The ship was also home to the Presidential Symphony Orchestra.

== The voyage ==
Decorated with flags, Karadeniz set sail with a ceremony from Tophane Wharf, Istanbul on 12 June 1926. Following a short stop in Mudanya and Bandırma, the voyage continued on 13 June 1926. Apart from a stop at Bona in Algeria, renamed later to Annaba, where she was for coal supply, the ship visited 15 ports in 12 European countries, staying two to four days at each port. The ship travelled a total of 9981 mi using 2778 t coal and 971 t fresh water. On 5 September 1926, she returned home after 86 days and 22 hours.

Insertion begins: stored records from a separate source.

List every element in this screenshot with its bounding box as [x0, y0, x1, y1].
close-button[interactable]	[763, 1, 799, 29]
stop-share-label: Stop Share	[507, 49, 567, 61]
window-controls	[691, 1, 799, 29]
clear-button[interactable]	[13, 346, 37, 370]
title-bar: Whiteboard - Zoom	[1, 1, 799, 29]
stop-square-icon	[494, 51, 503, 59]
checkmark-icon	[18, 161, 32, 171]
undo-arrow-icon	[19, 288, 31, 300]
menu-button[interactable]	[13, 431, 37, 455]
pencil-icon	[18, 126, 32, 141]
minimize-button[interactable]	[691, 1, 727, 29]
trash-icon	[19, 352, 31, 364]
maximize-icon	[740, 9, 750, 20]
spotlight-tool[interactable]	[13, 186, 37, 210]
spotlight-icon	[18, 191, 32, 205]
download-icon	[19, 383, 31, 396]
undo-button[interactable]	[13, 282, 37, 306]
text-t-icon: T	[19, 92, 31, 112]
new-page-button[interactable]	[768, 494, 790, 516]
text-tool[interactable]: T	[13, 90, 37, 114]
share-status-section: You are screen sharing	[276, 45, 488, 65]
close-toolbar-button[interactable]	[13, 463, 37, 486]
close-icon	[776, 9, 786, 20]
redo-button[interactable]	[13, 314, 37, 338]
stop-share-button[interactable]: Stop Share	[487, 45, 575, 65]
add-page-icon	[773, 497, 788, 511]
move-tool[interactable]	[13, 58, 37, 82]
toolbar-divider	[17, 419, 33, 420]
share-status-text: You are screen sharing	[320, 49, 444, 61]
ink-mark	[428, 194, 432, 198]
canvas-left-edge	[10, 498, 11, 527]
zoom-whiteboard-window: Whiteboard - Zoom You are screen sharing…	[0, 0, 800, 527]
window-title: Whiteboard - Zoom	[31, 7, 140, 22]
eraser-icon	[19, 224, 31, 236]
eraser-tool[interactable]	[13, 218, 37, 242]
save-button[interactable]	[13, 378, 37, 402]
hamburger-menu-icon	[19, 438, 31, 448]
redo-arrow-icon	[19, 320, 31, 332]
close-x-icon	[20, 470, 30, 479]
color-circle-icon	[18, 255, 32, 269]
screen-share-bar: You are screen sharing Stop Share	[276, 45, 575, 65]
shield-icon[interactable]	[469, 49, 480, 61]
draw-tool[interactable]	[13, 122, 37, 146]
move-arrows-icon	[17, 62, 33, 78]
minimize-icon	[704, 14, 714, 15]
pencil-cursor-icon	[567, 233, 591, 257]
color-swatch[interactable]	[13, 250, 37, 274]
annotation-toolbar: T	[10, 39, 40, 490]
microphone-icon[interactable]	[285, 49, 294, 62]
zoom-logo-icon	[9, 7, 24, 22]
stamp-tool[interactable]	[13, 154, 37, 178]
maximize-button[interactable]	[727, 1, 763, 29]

Voyage of Karadeniz as travelling exhibitiın ship.
| Outward |  |  | Return |  |  |
| Date | Port | Country | Date | Port | Country |
| 12.06.1926 | Istanbul | Turkey | 29.07.1926 | Leningrad | Soviet Union |
| 17.06.1926 | Bona | Algeria | 01.08.1926 | Gdańsk | Poland |
| 20.06.1926 | Barcelona | Spain | 03.08.1926 | Gdynia |
| 02.07.1926 | Le Havre | France | 05.08.1928 | Copenhagen | Denmark |
| 04.07.1926 | London | England | 10.08.1926 | Antwerp | Belgium |
| 10.07.1926 | Amsterdam | Netherlands | 21.08.1926 | Marseille | France |
| 16.07.1926 | Hamburg | Germany | 24.08.1926 | Genoa | Italy |
| 21.07.1926 | Stockholm | Sweden | 27.08.1926 | Naples |  |
| 25.07.1926 | Helsinki | Finland | 05.09.1926 | Istanbul | Turkey |

== Port activities ==
Visitors at every port were accepted to board the ship and to take a tour. The floating exhibition undertook not only an economic but also a cultural mission to promote the country. In this regard, coordination was achieved between the visitors and Turkish private institutions. Books and brochures on various aspects of the Republic of Turkey, such as the newly established country's constitution, agricultural development, banking, cooperatives, insurance companies, coal mines, ports, economic organizations, etc., prepared by the Chairman of the Exhibition Organizing Committee, were available for the visitors. Receptions were held, and the Presidential Symphony Orchestra gave concerts. Visitors were able to socialize with the notable Turkish people on board at the balls.

== Exhibition items ==
The Exhibition Organization Committee divided the country in seven geographic regions, and sent an official to each region to study which goods can be put on the exhibition. After the decision of the committee, following items were selected:

- Woven products
 Coton, woolen, mohair, hemp and silk fabric,

- Mining products
 Gold, silver, chromium, coal, mercury, manganese, emery, sulfur, silvery lead, asbestos, copper, meerschaum, onyx marble, black amber, mine salt and ash,

- Cereals
 Birdseed

- Herbs and medical products
 Flaxseed, thuja, linden, marshmallow, buckthorn, tragacanth, opium poppy, poppy, fleece, sage, anise, licorice, gum arabic, pine resine, tar, peganumblack cumin, orchid, tobacco (raw or processed), cannabis,

- Snack
Coffee beans, dried cherries, dried mulberry,almond, hazelnut, walnut, chestnut, raisins, dried figs,

- Jam and candies
 Candies, dried fruit pulp, grape molasses, sweet slurry, molasses sausages, tahini halva, honey,

- Fish products
 Caviar, fish roe,

- Various
 Olive, olive oil, sesame oil, soap, candle,
 Ocra, broad beans, pea, chcickpea, bean, sesame, kidney bean, rice, barley, wheat, oat,

- Perfumery
 Eau de Cologne, rose oil, thyme oil,

- Leather, carpets
 Furs, raw leathers, carpet

- Artwork
 Paintings, sculptures, embroideries, calligraphy, tiles, porcelain, mirror,

- Others
 Paper, cardboard, music instruments, dental instruments, agricultural ans industrial tools and equipment, wicker products, furniture, lighting products, jewelry, etc.

Also interestingly, an Angora goat was aboard.